In mathematics, the domain of a function is the set of all possible input values (usually denoted as 'x') which will result in a valid output value. For example, if a function is defined by \(f(x) = 1/x\), we cannot input \(x = 0\) because division by zero is undefined. Rather, the domain of \(f(x)\) excludes zero.
The domain can vary based on the structure of the function. To find the domain, you need to consider factors like:

• The mathematical operations involved (e.g., division, square roots)
• Constraints or restrictions given explicitly in the function definition
• Practical considerations influencing valid input values

In our exercise, understanding the domain of both \(f(x)\) and \(g(x)\) is crucial before performing function composition. We know from the exercise:

• For \(f(x) = 3x^2\), the domain is \(x \geq 3\).
• For \(g(x) = \sqrt{x}\), the domain is \(x \geq 0\).

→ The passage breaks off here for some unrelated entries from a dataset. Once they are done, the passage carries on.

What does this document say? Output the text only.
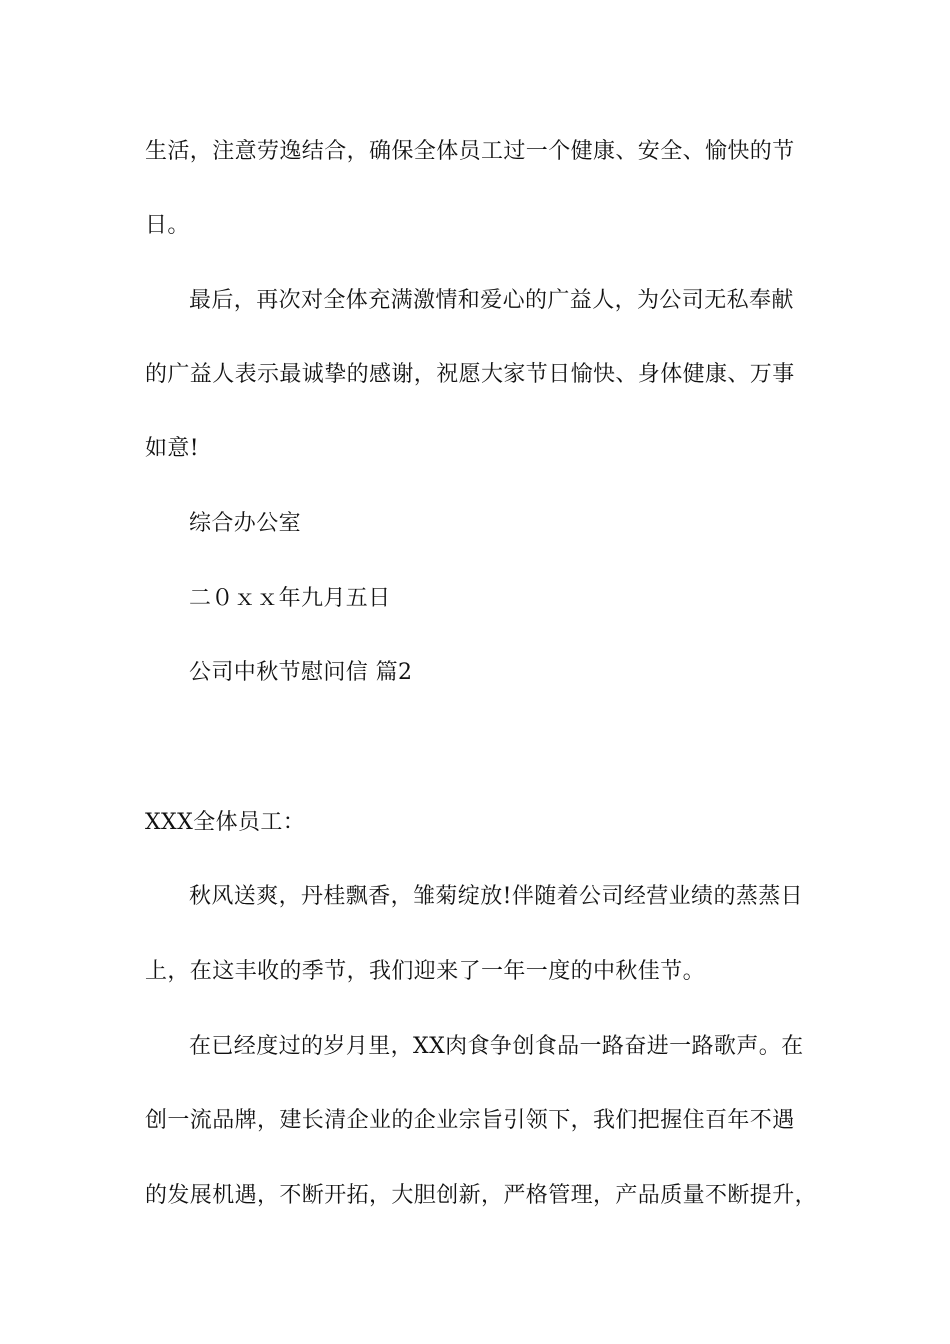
生活，注意劳逸结合，确保全体员工过一个健康、安全、愉快的节
日。
最后，再次对全体充满激情和爱心的广益人，为公司无私奉献
的广益人表示最诚挚的感谢，祝愿大家节日愉快、身体健康、万事
如意!
综合办公室
二０ｘｘ年九月五日
公司中秋节慰问信 篇2
XXX全体员工：
秋风送爽，丹桂飘香，雏菊绽放!伴随着公司经营业绩的蒸蒸日
上，在这丰收的季节，我们迎来了一年一度的中秋佳节。
在已经度过的岁月里，XX肉食争创食品一路奋进一路歌声。在
创一流品牌，建长清企业的企业宗旨引领下，我们把握住百年不遇
的发展机遇，不断开拓，大胆创新，严格管理，产品质量不断提升，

When these two functions are composed together, the resulting domain must satisfy both conditions. This computation yields that the domain of \((f \circ g)(x)\) is such that \(g(x) \geq 3\). Solving this inequality tells us \(x \geq 9\).

Function substitution is an essential concept used to evaluate composite functions. When substituting, you use the entire output of one function as an input into another. This is what happens in function composition.
Suppose you have two functions: \(f(x)\) and \(g(x)\), and you want to find the composition \((f \circ g)(x)\). This composition implies that wherever there's an 'x' in \(f(x)\), you replace it with \(g(x)\). Let's break it down:

• First, calculate \(g(x)\).
• Take this result and substitute it wherever 'x' appears in \(f(x)\).

For our exercise, \(g(x) = \sqrt{x}\). Substituting this into \(f(x) = 3x^2\) gives \(f(g(x)) = 3(\sqrt{x})^2\).
After calculation, you'll notice that \((\sqrt{x})^2 = x\), thus the simplified form is \(3x\). The method of function substitution eases the computation process and is a powerful tool in finding composite functions.

The square root function, symbolized as \(\sqrt{x}\), is a widely used mathematical function. It specifies that given a number \(x\), the output is a number \(y\) such that \(y^2 = x\). Essentially, it "undoes" squaring.
When we work with square roots, considering the domain is crucial to avoid undefined or impractical outputs.

• The square root function is only real and defined for non-negative numbers. This means \(x \geq 0\).
• Inside a composition, any constraints from other functions must also be respected.

In our example, \(g(x) = \sqrt{x}\) has a domain of \(x \geq 0\) intrinsically. When combined with the domain condition from \(f(x)\), these mutual influences help us determine the domain for the composite function \((f \circ g)(x)\). In a more practical view, this interpretation ensures all mathematical expressions involved result in real numbers and valid computations.